Market context
The wearable devices market is growing rapidly. Statista reports the global market value will exceed $7 billion this year and $12.6 billion in 2018. Although potential rewards are high, market entry is challenging. Designing smartwatches or fitness bands is difficult because consumers expect many features, smartphone connectivity, small form factor, light weight, and long battery life. Advances in highly integrated, ultra-low-power microprocessors and wireless chips have eased the design process, but extracting every last bit of energy from batteries remains critical to product success.
How silicon vendors support low-power designs
This article examines how silicon vendors help wearable designers extend battery life by supplying power-efficient displays, microcontrollers, silicon radios, and power-management chips specifically designed for ultra-low-power applications.
Convergence of technologies
Wearables have proliferated because three key technologies have converged. Ultra-low-power chips that can run from watch-size batteries enable compact products. Smartphone-compatible wireless technologies such as Bluetooth Smart, also known as Bluetooth Low Energy, allow seamless communication with phones and tablets. Low-cost software ecosystems support a wide range of applications that present collected data to users in friendly ways, for example how long a user needs to exercise to lose weight. A recent example is the Adidas miCoach smartband, which uses Bluetooth Smart from Nordic Semiconductor.
Products like Fitbit combine multiple engineering disciplines, including advanced electronics such as 32-bit microcontrollers, 2.4 GHz silicon radios, analog-to-digital converters, and display drivers. Wearables also integrate multiple sensors to measure barometric pressure, humidity, temperature, and acceleration. The microcontroller significantly affects device performance and market appeal; MCUs often integrate other functions used in wearables, such as Bluetooth radios and ADCs. However, system integration alone does not solve the power challenge.
Size, weight, and battery trade-offs
Wearables must be unobtrusive, and size and weight constraints limit battery capacity. Some devices, such as smartwatches with substantial compute and GPS capabilities, commonly use rechargeable lithium-ion batteries and accept more frequent charging. Reducing how often users must recharge can still provide a competitive advantage.

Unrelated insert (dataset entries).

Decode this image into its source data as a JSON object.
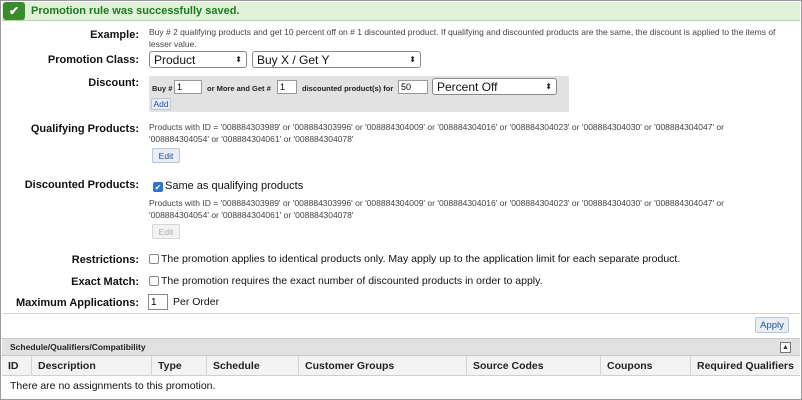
{
  "banner": {
    "message": "Promotion rule was successfully saved."
  },
  "example": {
    "label": "Example:",
    "text": "Buy # 2 qualifying products and get 10 percent off on # 1 discounted product. If qualifying and discounted products are the same, the discount is applied to the items of lesser value."
  },
  "promotion_class": {
    "label": "Promotion Class:",
    "class_value": "Product",
    "type_value": "Buy X / Get Y"
  },
  "discount": {
    "label": "Discount:",
    "buy_label": "Buy #",
    "buy_value": "1",
    "more_label": "or More and Get #",
    "get_value": "1",
    "discounted_label": "discounted product(s) for",
    "amount_value": "50",
    "mode_value": "Percent Off",
    "add_label": "Add"
  },
  "qualifying": {
    "label": "Qualifying Products:",
    "line1": "Products with ID = '008884303989' or '008884303996' or '008884304009' or '008884304016' or '008884304023' or '008884304030' or '008884304047' or",
    "line2": "'008884304054' or '008884304061' or '008884304078'",
    "edit_label": "Edit"
  },
  "discounted": {
    "label": "Discounted Products:",
    "same_label": "Same as qualifying products",
    "same_checked": true,
    "line1": "Products with ID = '008884303989' or '008884303996' or '008884304009' or '008884304016' or '008884304023' or '008884304030' or '008884304047' or",
    "line2": "'008884304054' or '008884304061' or '008884304078'",
    "edit_label": "Edit"
  },
  "restrictions": {
    "label": "Restrictions:",
    "text": "The promotion applies to identical products only. May apply up to the application limit for each separate product."
  },
  "exact_match": {
    "label": "Exact Match:",
    "text": "The promotion requires the exact number of discounted products in order to apply."
  },
  "max_apps": {
    "label": "Maximum Applications:",
    "value": "1",
    "suffix": "Per Order"
  },
  "apply_label": "Apply",
  "section": {
    "title": "Schedule/Qualifiers/Compatibility",
    "columns": [
      "ID",
      "Description",
      "Type",
      "Schedule",
      "Customer Groups",
      "Source Codes",
      "Coupons",
      "Required Qualifiers"
    ],
    "empty_text": "There are no assignments to this promotion."
  },
  "colors": {
    "success_bg": "#dff2d8",
    "success_text": "#1d7a1d",
    "checkbox_on": "#2f74d0",
    "button_text": "#1c4f9c"
  }
}
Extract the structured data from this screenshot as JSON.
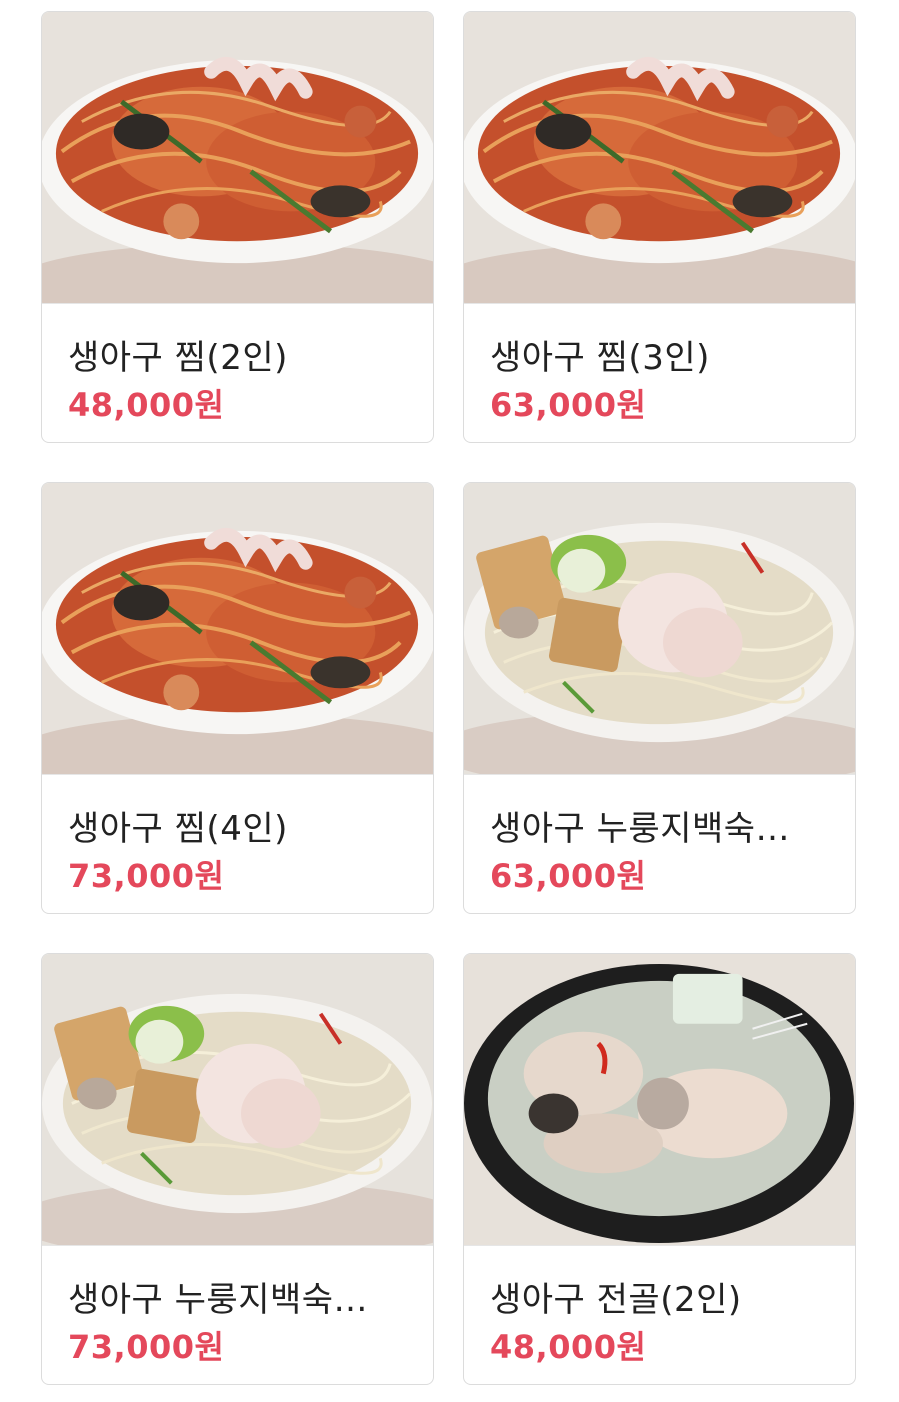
{
  "menu": {
    "items": [
      {
        "name": "생아구 찜(2인)",
        "price": "48,000원",
        "image": "spicy-braised-monkfish-photo"
      },
      {
        "name": "생아구 찜(3인)",
        "price": "63,000원",
        "image": "spicy-braised-monkfish-photo"
      },
      {
        "name": "생아구 찜(4인)",
        "price": "73,000원",
        "image": "spicy-braised-monkfish-photo"
      },
      {
        "name": "생아구 누룽지백숙…",
        "price": "63,000원",
        "image": "white-monkfish-nurungji-photo"
      },
      {
        "name": "생아구 누룽지백숙…",
        "price": "73,000원",
        "image": "white-monkfish-nurungji-photo"
      },
      {
        "name": "생아구 전골(2인)",
        "price": "48,000원",
        "image": "monkfish-hotpot-photo"
      }
    ]
  },
  "colors": {
    "price": "#e4485b",
    "name": "#222222",
    "card_border": "#dcdcdc"
  }
}
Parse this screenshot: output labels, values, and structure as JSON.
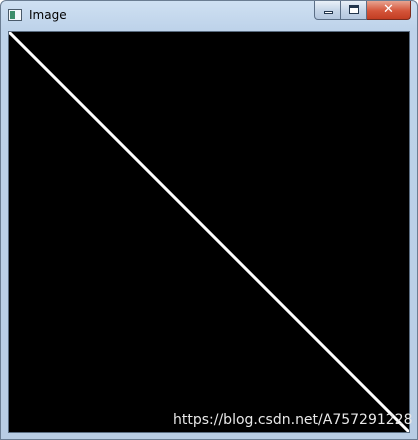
{
  "window": {
    "title": "Image",
    "icon": "app-window-icon",
    "buttons": {
      "minimize_icon": "minimize-icon",
      "maximize_icon": "maximize-icon",
      "close_icon": "close-icon",
      "close_glyph": "✕"
    }
  },
  "image": {
    "background_color": "#000000",
    "line_color": "#ffffff",
    "description_shape": "diagonal-line-top-left-to-bottom-right"
  },
  "watermark": {
    "text": "https://blog.csdn.net/A757291228"
  }
}
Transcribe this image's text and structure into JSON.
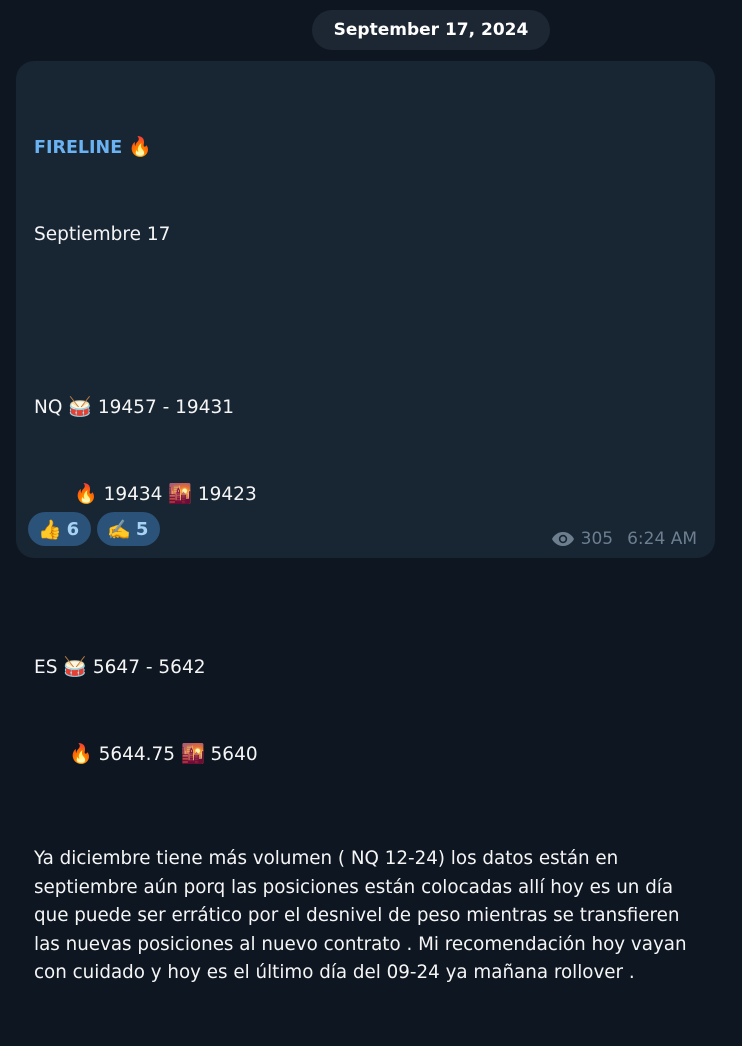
{
  "date_separator": "September 17, 2024",
  "message": {
    "sender": "FIRELINE",
    "sender_emoji": "🔥",
    "lines": {
      "date_line": "Septiembre 17",
      "nq_label": "NQ",
      "nq_range": "19457 - 19431",
      "nq_fire_value": "19434",
      "nq_sunrise_value": "19423",
      "es_label": "ES",
      "es_range": "5647 - 5642",
      "es_fire_value": "5644.75",
      "es_sunrise_value": "5640"
    },
    "emoji": {
      "drum": "🥁",
      "fire": "🔥",
      "sunrise": "🌇"
    },
    "paragraph": "Ya diciembre tiene más volumen ( NQ 12-24) los datos están en septiembre aún porq las posiciones están colocadas allí hoy es un día que puede ser errático por el desnivel de peso mientras se transfieren las nuevas posiciones al nuevo contrato . Mi recomendación hoy vayan con cuidado y hoy es el último día del 09-24 ya mañana rollover ."
  },
  "reactions": [
    {
      "emoji": "👍",
      "count": "6"
    },
    {
      "emoji": "✍️",
      "count": "5"
    }
  ],
  "meta": {
    "views": "305",
    "time": "6:24 AM"
  },
  "colors": {
    "background": "#0e1621",
    "bubble": "#182533",
    "sender": "#6ab2f2",
    "reaction_bg": "#2b5278",
    "reaction_text": "#a7d1f5",
    "meta": "#6d7f8f"
  }
}
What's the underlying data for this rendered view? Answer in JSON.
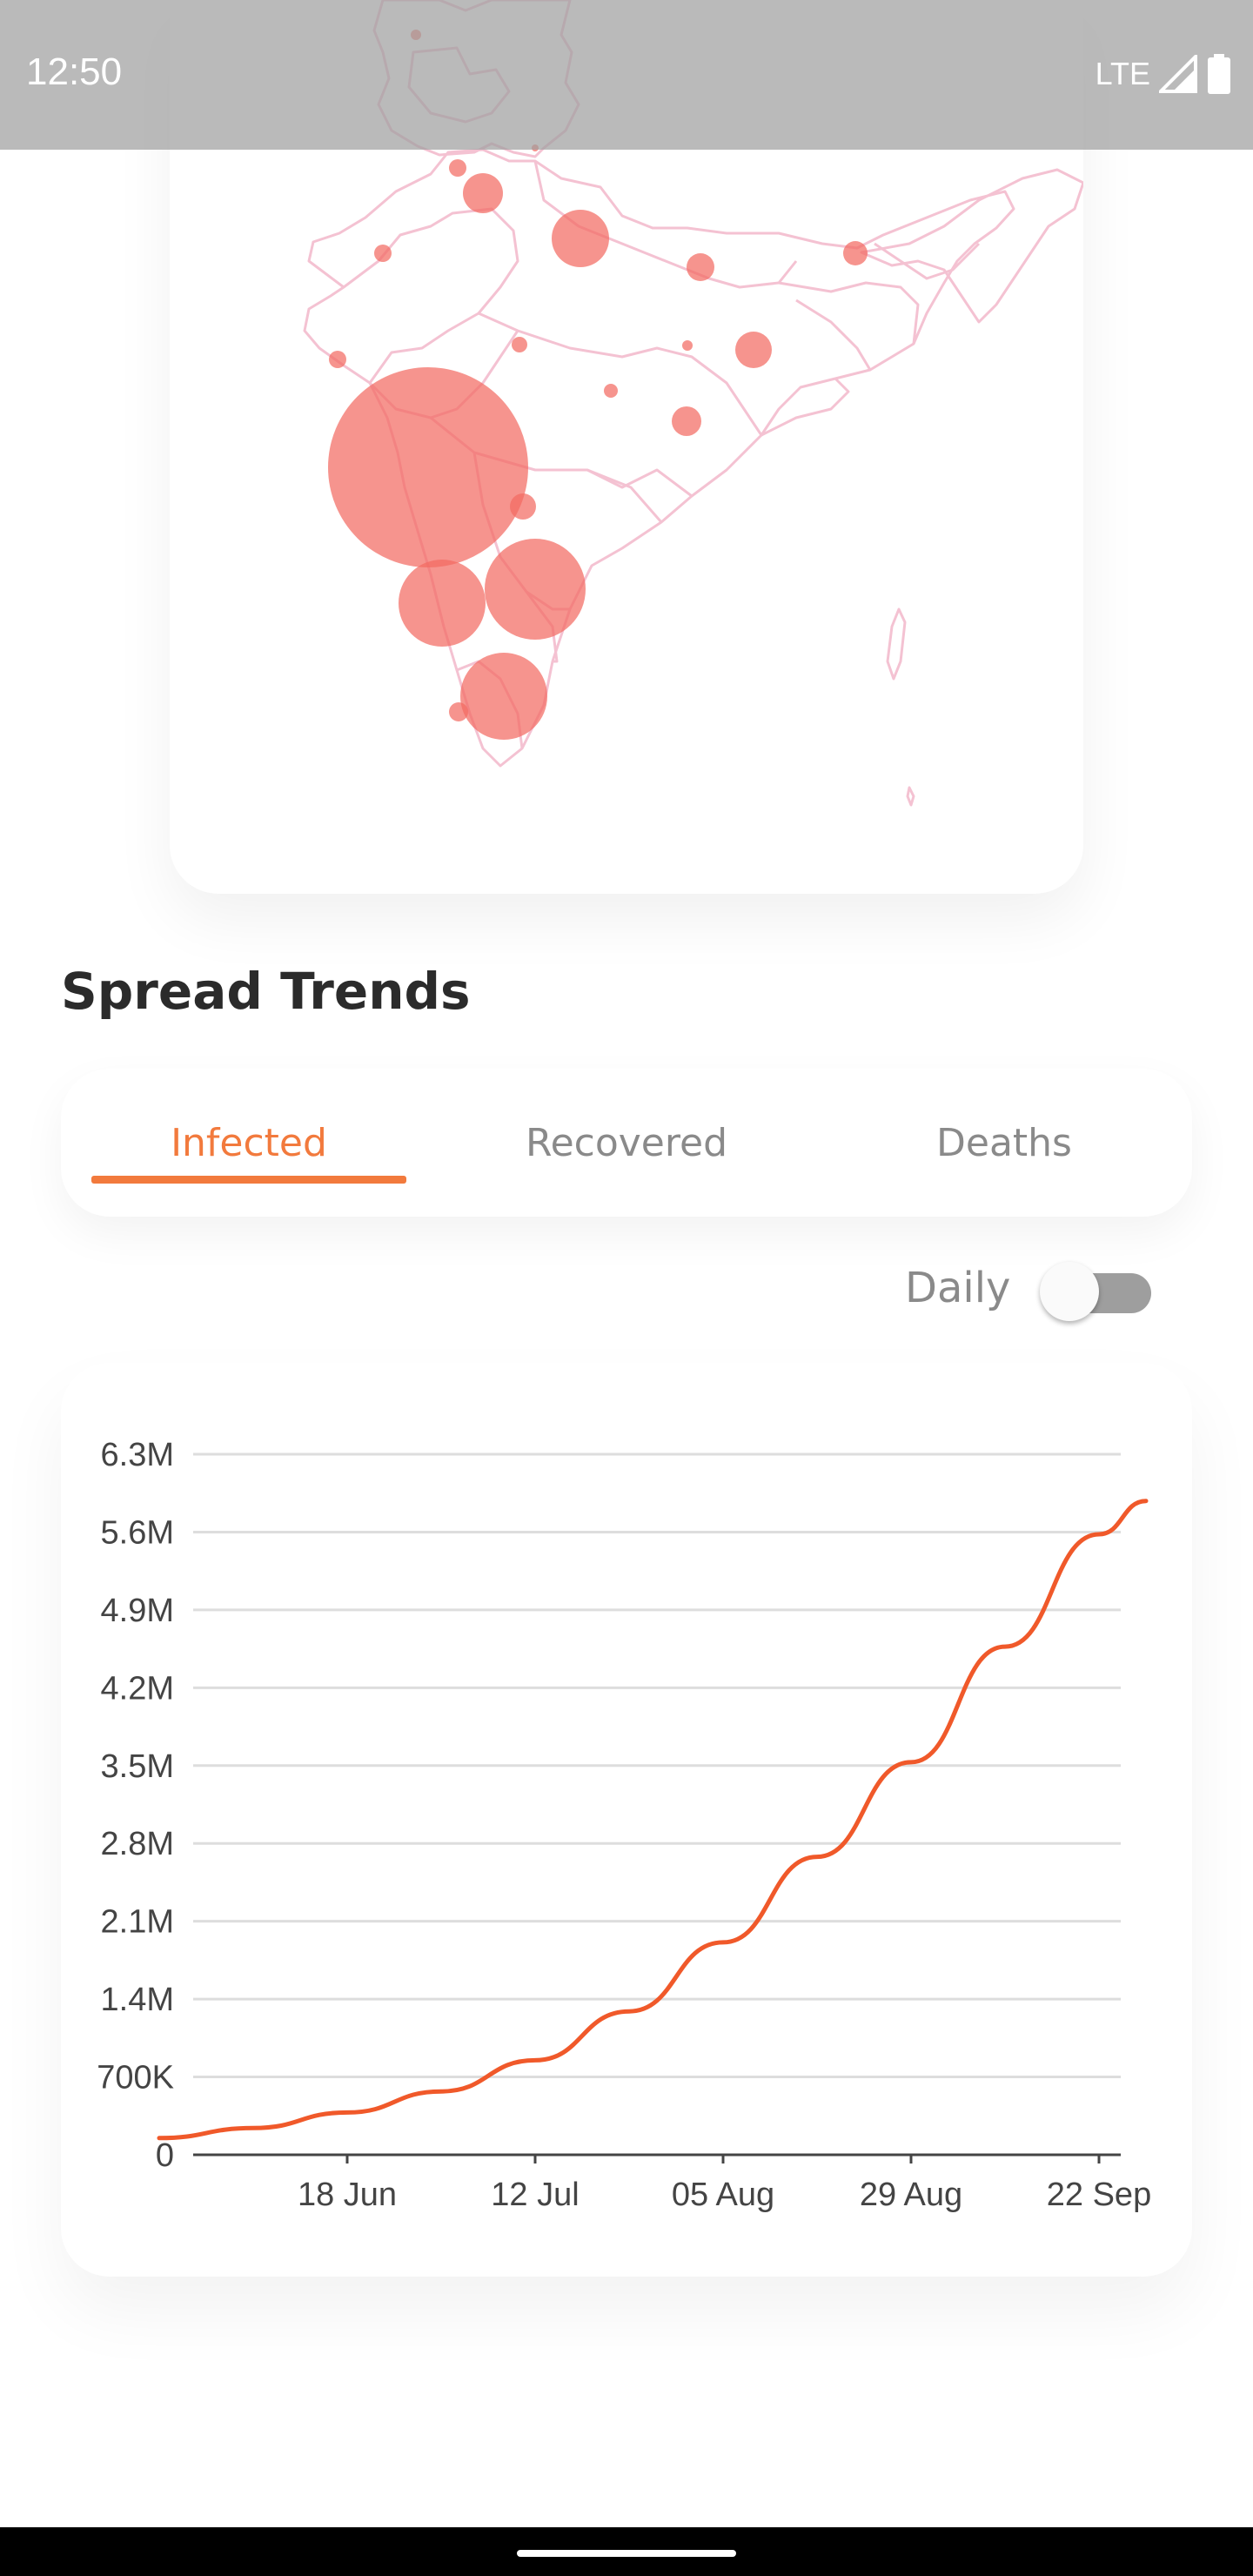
{
  "status_bar": {
    "time": "12:50",
    "network": "LTE"
  },
  "map": {
    "bubble_color": "#f26b63",
    "border_color": "#f4c2d2"
  },
  "section": {
    "title": "Spread Trends"
  },
  "tabs": [
    {
      "label": "Infected",
      "active": true
    },
    {
      "label": "Recovered",
      "active": false
    },
    {
      "label": "Deaths",
      "active": false
    }
  ],
  "toggle": {
    "label": "Daily",
    "on": false
  },
  "colors": {
    "accent": "#f27a3d",
    "line": "#f0592a"
  },
  "chart_data": {
    "type": "line",
    "title": "",
    "xlabel": "",
    "ylabel": "",
    "y_ticks": [
      "0",
      "700K",
      "1.4M",
      "2.1M",
      "2.8M",
      "3.5M",
      "4.2M",
      "4.9M",
      "5.6M",
      "6.3M"
    ],
    "x_ticks": [
      "18 Jun",
      "12 Jul",
      "05 Aug",
      "29 Aug",
      "22 Sep"
    ],
    "ylim": [
      0,
      6300000
    ],
    "grid": true,
    "series": [
      {
        "color": "#f0592a",
        "points": [
          [
            "2020-05-25",
            150000
          ],
          [
            "2020-06-06",
            240000
          ],
          [
            "2020-06-18",
            380000
          ],
          [
            "2020-06-30",
            570000
          ],
          [
            "2020-07-12",
            850000
          ],
          [
            "2020-07-24",
            1290000
          ],
          [
            "2020-08-05",
            1910000
          ],
          [
            "2020-08-17",
            2680000
          ],
          [
            "2020-08-29",
            3530000
          ],
          [
            "2020-09-10",
            4570000
          ],
          [
            "2020-09-22",
            5580000
          ],
          [
            "2020-09-28",
            5880000
          ]
        ]
      }
    ]
  }
}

Other wearables, such as fitness bands, are expected to run for months on a non-rechargeable cell. ARM-based low-power embedded processors and optimized microcontrollers, such as TI MSP430-class devices, together with ultra-low-power radios like Bluetooth Smart, RF4CE, or ZigBee, help engineers design products that can run from small coin cells such as the CR2032. For a coin cell to last months, average current consumption must be limited to a few milliamps or less. Typical designs therefore see tens of milliamps during active operation and tens of microamps, or even hundreds of nanoamps, in sleep modes.
Designing for low power
Displays (if present), the microcontroller, and the silicon radio account for the majority of a wearable device's power consumption. Designers limit display power by using technologies such as organic LED (OLED) screens. OLEDs consume less energy than traditional LED-based displays because they do not require a backlight, and they support thinner, lighter displays. To save further power, displays show minimal information and switch rapidly to power-save modes, since users can obtain extensive statistics from companion smartphone applications.